Quotes attributable to Fair Call Coalition members
ACCAN CEO Carol Bennett said, "It is beyond time ACMA puts consumers first and treats telco as the essential service it is by putting an end to the self-regulatory system that has been in place for too long and harmed too many." Mob Strong Senior Financial Counselling and Strategy Lead Bettina Cooper said, "Calls to Mob Strong Debt Help about telcos tripled in the last year – showing the impact on First Nations peoples from telco failures."
"We have seen harm done to First Nations people before when regulators shy away from their responsibilities and protecting First Nations people's financial rights. We now believe ACMA was on notice yet failed to act in a timely manner to reduce First Nations people's harm by badly behaved telcos who put profits over people. The ACMA needs to learn those hard lessons and address the harms being experienced by First Nations people now."
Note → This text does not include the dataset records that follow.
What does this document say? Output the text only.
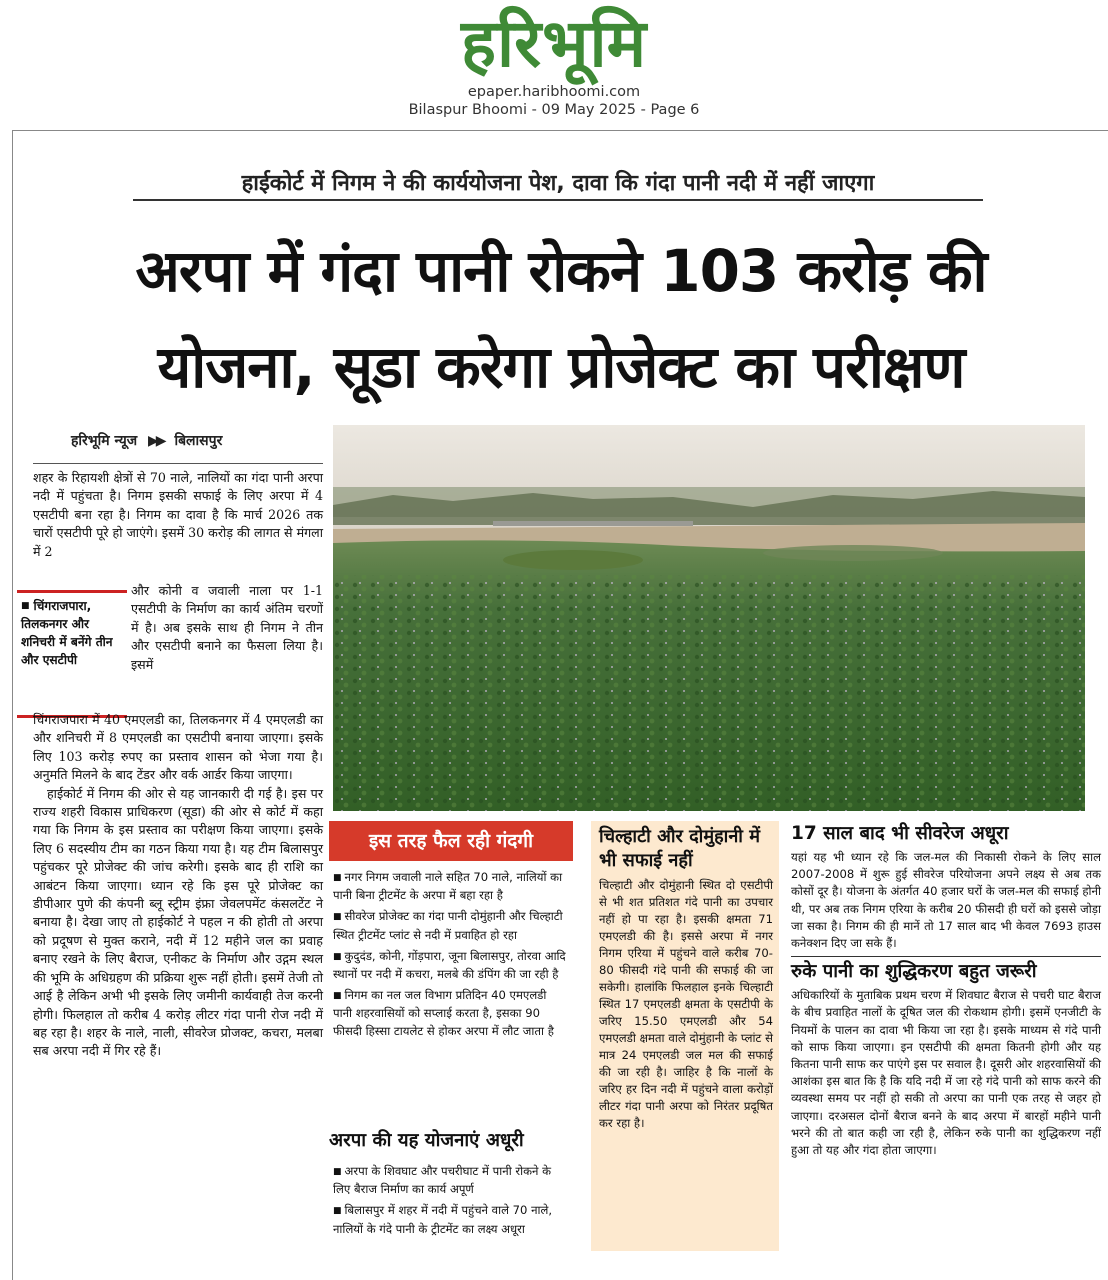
हरिभूमि
epaper.haribhoomi.com
Bilaspur Bhoomi - 09 May 2025 - Page 6
हाईकोर्ट में निगम ने की कार्ययोजना पेश, दावा कि गंदा पानी नदी में नहीं जाएगा
अरपा में गंदा पानी रोकने 103 करोड़ की
योजना, सूडा करेगा प्रोजेक्ट का परीक्षण
हरिभूमि न्यूज ▶▶ बिलासपुर
शहर के रिहायशी क्षेत्रों से 70 नाले, नालियों का गंदा पानी अरपा नदी में पहुंचता है। निगम इसकी सफाई के लिए अरपा में 4 एसटीपी बना रहा है। निगम का दावा है कि मार्च 2026 तक चारों एसटीपी पूरे हो जाएंगे। इसमें 30 करोड़ की लागत से मंगला में 2
■ चिंगराजपारा, तिलकनगर और शनिचरी में बनेंगे तीन और एसटीपी
और कोनी व जवाली नाला पर 1-1 एसटीपी के निर्माण का कार्य अंतिम चरणों में है। अब इसके साथ ही निगम ने तीन और एसटीपी बनाने का फैसला लिया है। इसमें

चिंगराजपारा में 40 एमएलडी का, तिलकनगर में 4 एमएलडी का और शनिचरी में 8 एमएलडी का एसटीपी बनाया जाएगा। इसके लिए 103 करोड़ रुपए का प्रस्ताव शासन को भेजा गया है। अनुमति मिलने के बाद टेंडर और वर्क आर्डर किया जाएगा।

हाईकोर्ट में निगम की ओर से यह जानकारी दी गई है। इस पर राज्य शहरी विकास प्राधिकरण (सूडा) की ओर से कोर्ट में कहा गया कि निगम के इस प्रस्ताव का परीक्षण किया जाएगा। इसके लिए 6 सदस्यीय टीम का गठन किया गया है। यह टीम बिलासपुर पहुंचकर पूरे प्रोजेक्ट की जांच करेगी। इसके बाद ही राशि का आबंटन किया जाएगा। ध्यान रहे कि इस पूरे प्रोजेक्ट का डीपीआर पुणे की कंपनी ब्लू स्ट्रीम इंफ्रा जेवलपमेंट कंसलटेंट ने बनाया है। देखा जाए तो हाईकोर्ट ने पहल न की होती तो अरपा को प्रदूषण से मुक्त कराने, नदी में 12 महीने जल का प्रवाह बनाए रखने के लिए बैराज, एनीकट के निर्माण और उद्गम स्थल की भूमि के अधिग्रहण की प्रक्रिया शुरू नहीं होती। इसमें तेजी तो आई है लेकिन अभी भी इसके लिए जमीनी कार्यवाही तेज करनी होगी। फिलहाल तो करीब 4 करोड़ लीटर गंदा पानी रोज नदी में बह रहा है। शहर के नाले, नाली, सीवरेज प्रोजक्ट, कचरा, मलबा सब अरपा नदी में गिर रहे हैं।

इस तरह फैल रही गंदगी
■ नगर निगम जवाली नाले सहित 70 नाले, नालियों का पानी बिना ट्रीटमेंट के अरपा में बहा रहा है
■ सीवरेज प्रोजेक्ट का गंदा पानी दोमुंहानी और चिल्हाटी स्थित ट्रीटमेंट प्लांट से नदी में प्रवाहित हो रहा
■ कुदुदंड, कोनी, गोंड़पारा, जूना बिलासपुर, तोरवा आदि स्थानों पर नदी में कचरा, मलबे की डंपिंग की जा रही है
■ निगम का नल जल विभाग प्रतिदिन 40 एमएलडी पानी शहरवासियों को सप्लाई करता है, इसका 90 फीसदी हिस्सा टायलेट से होकर अरपा में लौट जाता है
अरपा की यह योजनाएं अधूरी
■ अरपा के शिवघाट और पचरीघाट में पानी रोकने के लिए बैराज निर्माण का कार्य अपूर्ण
■ बिलासपुर में शहर में नदी में पहुंचने वाले 70 नाले, नालियों के गंदे पानी के ट्रीटमेंट का लक्ष्य अधूरा
चिल्हाटी और दोमुंहानी में भी सफाई नहीं
चिल्हाटी और दोमुंहानी स्थित दो एसटीपी से भी शत प्रतिशत गंदे पानी का उपचार नहीं हो पा रहा है। इसकी क्षमता 71 एमएलडी की है। इससे अरपा में नगर निगम एरिया में पहुंचने वाले करीब 70-80 फीसदी गंदे पानी की सफाई की जा सकेगी। हालांकि फिलहाल इनके चिल्हाटी स्थित 17 एमएलडी क्षमता के एसटीपी के जरिए 15.50 एमएलडी और 54 एमएलडी क्षमता वाले दोमुंहानी के प्लांट से मात्र 24 एमएलडी जल मल की सफाई की जा रही है। जाहिर है कि नालों के जरिए हर दिन नदी में पहुंचने वाला करोड़ों लीटर गंदा पानी अरपा को निरंतर प्रदूषित कर रहा है।
17 साल बाद भी सीवरेज अधूरा
यहां यह भी ध्यान रहे कि जल-मल की निकासी रोकने के लिए साल 2007-2008 में शुरू हुई सीवरेज परियोजना अपने लक्ष्य से अब तक कोसों दूर है। योजना के अंतर्गत 40 हजार घरों के जल-मल की सफाई होनी थी, पर अब तक निगम एरिया के करीब 20 फीसदी ही घरों को इससे जोड़ा जा सका है। निगम की ही मानें तो 17 साल बाद भी केवल 7693 हाउस कनेक्शन दिए जा सके हैं।
रुके पानी का शुद्धिकरण बहुत जरूरी
अधिकारियों के मुताबिक प्रथम चरण में शिवघाट बैराज से पचरी घाट बैराज के बीच प्रवाहित नालों के दूषित जल की रोकथाम होगी। इसमें एनजीटी के नियमों के पालन का दावा भी किया जा रहा है। इसके माध्यम से गंदे पानी को साफ किया जाएगा। इन एसटीपी की क्षमता कितनी होगी और यह कितना पानी साफ कर पाएंगे इस पर सवाल है। दूसरी ओर शहरवासियों की आशंका इस बात कि है कि यदि नदी में जा रहे गंदे पानी को साफ करने की व्यवस्था समय पर नहीं हो सकी तो अरपा का पानी एक तरह से जहर हो जाएगा। दरअसल दोनों बैराज बनने के बाद अरपा में बारहों महीने पानी भरने की तो बात कही जा रही है, लेकिन रुके पानी का शुद्धिकरण नहीं हुआ तो यह और गंदा होता जाएगा।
"With other regulators imposing $150 million in penalties for poor sales practices that harmed First Nations consumers, the question is how much more evidence can ACMA need before it steps in." Centre for Women's Economic Safety CEO Rebecca Glenn said, "Victim-survivors of domestic and family violence need reliable, safe access to telecommunications. Unfortunately, self-regulation has not ensured this outcome." Council on the Ageing (COTA0 Australia CEO Patricia Sparrow, said, "Older Australians deserve more than lip service—they deserve a TCP Code that delivers real safeguards, not vague promises. We call for a robust, enforceable framework that puts consumer rights first and ensures telcos are held to account." Consumer Policy Research Centre CEO Erin Turner said, "It is clear that self-regulation isn't working in the telco sector. In 2024, CPRC found that 55% of Australians had a problem with a telco service yet nearly half of this group (46%) didn't raise their complaint as they don't trust telcos to hear them out and fix problems. It is time for our consumer protection framework to be upgraded to reflect how essential telco services are for our lives." Financial Counselling Australia Director of Policy and Campaigns Rebekah Sarkoezy said, "It's time for the ACMA to act. Financial counsellors support clients who are struggling with unaffordable debt due the bad sales practices and poor affordability checks of telcos. They deserve adequate protection, and self-regulation simply just doesn't cut it."